Mattel had a design contest at Stanford for the engineers. The idea was to come up with a toy. First prize was $3,000, which was a ton of money at the time. I said, “Wow, I have this great idea. For sure, I’m going to win.” So I worked my butt off. This was my junior year. I came up with this great idea and entered it into the contest. And I didn’t win anything. I didn’t even get an honorable mention! But about a week or so after the contest was over, I got a call from Mattel saying, "Hey, how would you like to come and work for us over the summer?" I thought about it and it sounded like a really fun place to work and so I did. When I was here for the summer, I designed a toy that ultimately they made into a product and so they offered me a full-time job when I graduated.

What were the toys you made for the contest and on your internship?

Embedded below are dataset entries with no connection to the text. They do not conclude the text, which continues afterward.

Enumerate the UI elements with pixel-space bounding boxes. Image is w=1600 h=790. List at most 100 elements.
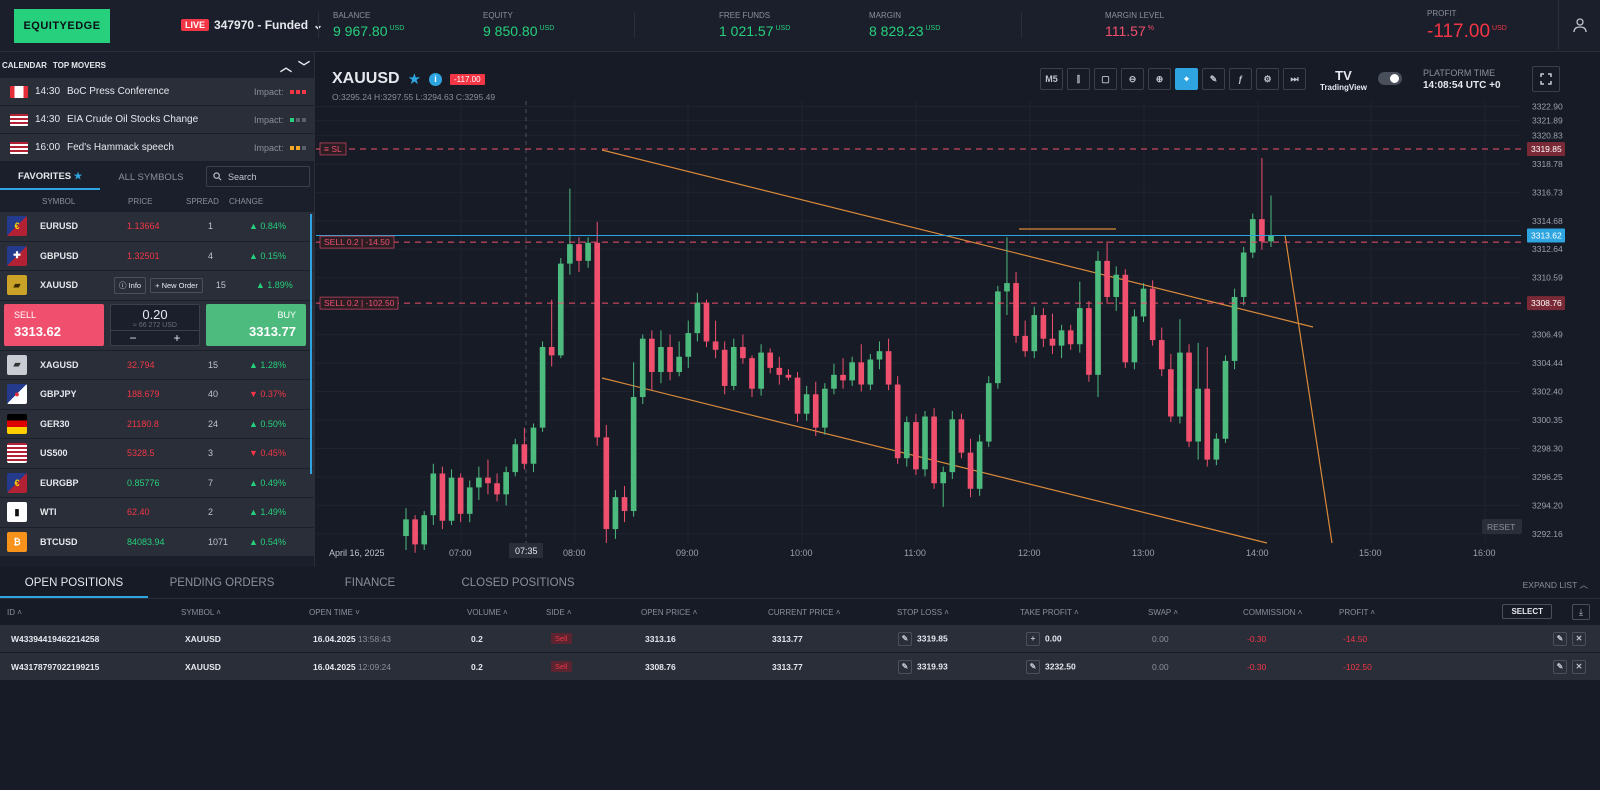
info-button[interactable]: ⓘ Info	[114, 276, 147, 294]
logo[interactable]: EQUITYEDGE	[14, 9, 110, 43]
tab-pending-orders[interactable]: PENDING ORDERS	[169, 577, 275, 589]
symbol-row-gbpusd[interactable]: ✚ GBPUSD 1.32501 4 ▲ 0.15%	[0, 241, 314, 271]
col-symbol[interactable]: SYMBOL ˄	[181, 607, 221, 617]
new-order-button[interactable]: + New Order	[150, 277, 203, 293]
tab-open-positions[interactable]: OPEN POSITIONS	[0, 567, 148, 598]
edit-position-icon[interactable]: ✎	[1553, 631, 1567, 646]
reset-button[interactable]: RESET	[1487, 522, 1515, 532]
col-open-time[interactable]: OPEN TIME ˅	[309, 607, 360, 617]
position-row[interactable]: W43178797022199215 XAUUSD 16.04.2025 12:…	[0, 653, 1600, 681]
zoom-out-icon[interactable]: ⊖	[1121, 68, 1144, 90]
col-swap[interactable]: SWAP ˄	[1148, 607, 1179, 617]
gbpjpy-flag-icon: ●	[7, 384, 27, 405]
col-id[interactable]: ID ˄	[7, 607, 22, 617]
candle-body	[612, 497, 619, 530]
symbol-row-wti[interactable]: ▮ WTI 62.40 2 ▲ 1.49%	[0, 498, 314, 528]
candle-body	[585, 242, 591, 261]
info-icon[interactable]: i	[429, 72, 443, 86]
tab-closed-positions[interactable]: CLOSED POSITIONS	[461, 577, 575, 589]
candle-body	[1186, 352, 1192, 442]
event-title: EIA Crude Oil Stocks Change	[67, 114, 199, 125]
tradingview-logo[interactable]: TV TradingView	[1320, 68, 1367, 92]
candle-body	[512, 444, 519, 473]
download-icon[interactable]: ⤓	[1572, 604, 1590, 620]
add-take-profit-icon[interactable]: +	[1026, 631, 1040, 646]
symbol-row-ger30[interactable]: GER30 21180.8 24 ▲ 0.50%	[0, 409, 314, 439]
select-button[interactable]: SELECT	[1502, 604, 1552, 619]
tradingview-toggle[interactable]	[1378, 72, 1402, 85]
crosshair-icon[interactable]: ⌖	[1175, 68, 1198, 90]
trade-panel: SELL 3313.62 0.20 ≈ 66 272 USD − + BUY 3313…	[0, 300, 314, 351]
symbol-row-us500[interactable]: US500 5328.5 3 ▼ 0.45%	[0, 439, 314, 469]
favorite-star-icon[interactable]: ★	[407, 71, 422, 88]
positions-panel: OPEN POSITIONS PENDING ORDERS FINANCE CL…	[0, 567, 1600, 790]
tab-finance[interactable]: FINANCE	[344, 577, 396, 589]
pencil-icon[interactable]: ✎	[1202, 68, 1225, 90]
calendar-event[interactable]: 14:30 EIA Crude Oil Stocks Change Impact…	[0, 106, 314, 134]
timeframe-button[interactable]: M5	[1040, 68, 1063, 90]
square-icon[interactable]: ▢	[1094, 68, 1117, 90]
price-chart[interactable]: ≡ SL SELL 0.2 | -14.50 SELL 0.2 | -102.50 3…	[316, 52, 1600, 567]
search-input[interactable]: Search	[206, 166, 310, 187]
symbol-row-gbpjpy[interactable]: ● GBPJPY 188.679 40 ▼ 0.37%	[0, 380, 314, 410]
collapse-up-icon[interactable]: ︿	[279, 60, 292, 74]
candles-icon[interactable]: ⫿	[1067, 68, 1090, 90]
col-side[interactable]: SIDE ˄	[546, 607, 572, 617]
impact-indicator: Impact:	[254, 115, 306, 125]
skip-end-icon[interactable]: ⏭	[1283, 68, 1306, 90]
edit-stop-loss-icon[interactable]: ✎	[898, 631, 912, 646]
y-tick-label: 3316.73	[1532, 187, 1563, 197]
edit-take-profit-icon[interactable]: ✎	[1026, 659, 1040, 674]
canada-flag-icon	[10, 85, 28, 98]
tab-favorites[interactable]: FAVORITES ★	[0, 164, 101, 190]
sell-button[interactable]: SELL 3313.62	[4, 304, 104, 346]
quantity-stepper[interactable]: 0.20 ≈ 66 272 USD − +	[110, 304, 200, 346]
symbol-row-xagusd[interactable]: ▰ XAGUSD 32.794 15 ▲ 1.28%	[0, 350, 314, 380]
position-row[interactable]: W43394419462214258 XAUUSD 16.04.2025 13:…	[0, 625, 1600, 653]
tab-calendar[interactable]: CALENDAR	[2, 60, 47, 70]
symbol-row-xauusd[interactable]: ▰ XAUUSD ⓘ Info + New Order 15 ▲ 1.89%	[0, 271, 314, 301]
x-tick-label: 16:00	[1473, 548, 1496, 558]
close-position-icon[interactable]: ✕	[1572, 659, 1586, 674]
candle-body	[958, 419, 965, 453]
col-volume[interactable]: VOLUME ˄	[467, 607, 508, 617]
indicators-icon[interactable]: ƒ	[1229, 68, 1252, 90]
edit-position-icon[interactable]: ✎	[1553, 659, 1567, 674]
oil-barrel-icon: ▮	[7, 502, 27, 523]
decrease-button[interactable]: −	[129, 331, 137, 345]
increase-button[interactable]: +	[173, 331, 181, 345]
profit-stat: PROFIT -117.00 USD	[1427, 9, 1507, 42]
candle-body	[1049, 338, 1056, 346]
user-button[interactable]	[1558, 0, 1600, 50]
col-commission[interactable]: COMMISSION ˄	[1243, 607, 1303, 617]
col-profit[interactable]: PROFIT ˄	[1339, 607, 1376, 617]
calendar-event[interactable]: 14:30 BoC Press Conference Impact:	[0, 78, 314, 106]
candle-body	[412, 519, 418, 545]
candle-body	[1149, 288, 1156, 341]
candle-body	[903, 422, 910, 459]
edit-stop-loss-icon[interactable]: ✎	[898, 659, 912, 674]
buy-button[interactable]: BUY 3313.77	[206, 304, 306, 346]
zoom-in-icon[interactable]: ⊕	[1148, 68, 1171, 90]
symbol-row-eurusd[interactable]: € EURUSD 1.13664 1 ▲ 0.84%	[0, 212, 314, 242]
col-open-price[interactable]: OPEN PRICE ˄	[641, 607, 698, 617]
x-tick-label: 12:00	[1018, 548, 1041, 558]
sl-price-tag-bg	[1527, 141, 1565, 156]
symbol-row-eurgbp[interactable]: € EURGBP 0.85776 7 ▲ 0.49%	[0, 468, 314, 498]
col-current-price[interactable]: CURRENT PRICE ˄	[768, 607, 841, 617]
expand-list-button[interactable]: EXPAND LIST ︿	[1522, 580, 1588, 590]
col-take-profit[interactable]: TAKE PROFIT ˄	[1020, 607, 1079, 617]
x-tick-label: 07:00	[449, 548, 472, 558]
tab-top-movers[interactable]: TOP MOVERS	[52, 60, 106, 70]
candle-body	[867, 359, 874, 385]
settings-icon[interactable]: ⚙	[1256, 68, 1279, 90]
expand-down-icon[interactable]: ﹀	[297, 60, 310, 74]
fullscreen-icon[interactable]	[1532, 66, 1560, 92]
favorites-scrollbar[interactable]	[310, 214, 312, 474]
col-stop-loss[interactable]: STOP LOSS ˄	[897, 607, 949, 617]
symbol-row-btcusd[interactable]: ₿ BTCUSD 84083.94 1071 ▲ 0.54%	[0, 527, 314, 557]
close-position-icon[interactable]: ✕	[1572, 631, 1586, 646]
account-selector[interactable]: LIVE 347970 - Funded ⌄	[181, 18, 323, 32]
calendar-event[interactable]: 16:00 Fed's Hammack speech Impact:	[0, 134, 314, 162]
tab-all-symbols[interactable]: ALL SYMBOLS	[118, 171, 184, 183]
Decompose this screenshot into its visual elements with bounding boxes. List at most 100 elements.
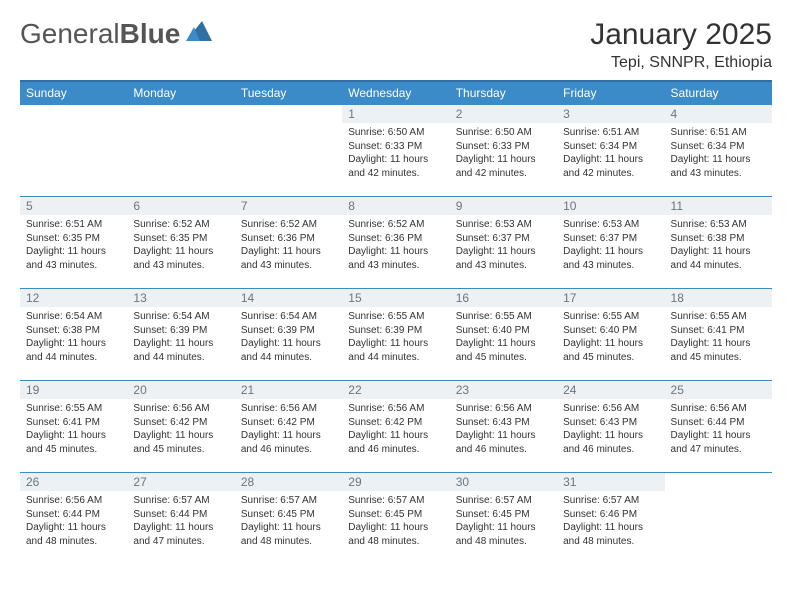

When you are playing Cowboys and Indians you can never really tell if you shot the other kid. So I thought it would be really neat — remember this is 1979 — to have a ray gun where you shoot a beam of light at someone and they would have a little receiver that they would wear on a vest and when the light beam would hit it, it would beep. Then you’d know you’d hit the guy. We had a team of all these industry people who weren’t with Mattel judging these things. I guess they didn’t think it would go anywhere. But then a few years later someone came out with Laser Tag and it went on to be the No. 1 or 2 toy of that year and they are still selling it today. It is one of the most popular toys of all time. Not that I’m bitter. As a summer internm I worked on what ended up becoming a toy called the Teach and Learn Computer. Back in 1979 they didn’t have much in the way of voice chips. But this was a talking computer. It used a little disk that you’d put in that was almost exactly the same size as a CD. The computer was kind of like a notebook sized tablet and on the top it had all of these overlays. It would ask you questions and you’d press on the overlay to indicate your answer. It would know where your finger pushed and it would tell you if you were right or wrong. My invention was the electromechanical voice synthesizer that made that work. The disk wasn’t a CD, it was a tiny record. A record with grooves and a tiny little needle attached to a tiny little tone arm that pushed on a little tiny speaker cone. I figured out a way to drop the needle into the correct groove corresponding to the right answer. On the alphabet ones, for example, there are 26 grooves, one for each letter. Each groove is spirally interleaved with all the others. So there are 26 equally spaced scratches at the edge of the record and those lead into each of the 26 grooves. So all you’ve got to do is to drop the needle at the right point at the edge of the record. It had amazingly good sound at the time.

What drew you to Stanford in the first place?

I’ve always been interested in mechanical things and design. I’ve always thought it would be great to be one of those guys who created new things. I love that part of my job. It is just a good feeling to know that people are using something that you worked on. Stanford had a great engineering program and had a pretty good reputation in mechanical engineering. I was kind of intrigued by their classes. In particular Visual Thinking with Bob McKim, ME 101. I also wanted to come to California. I grew up in Delaware. It seemed like such a beautiful campus and they had a tremendous amount to offer besides engineering. One of the most inspiring classes I took that really helped lead to my career was ME 103, Manufacturing Technology, with Professor Dave Beach. He was just a very inspirational guy. My favorite professor ever. Of all the classes that I took, that class prepared me the best to come here and do what I do because he taught me how to make things. He instilled a real love for designing, creating, and building products.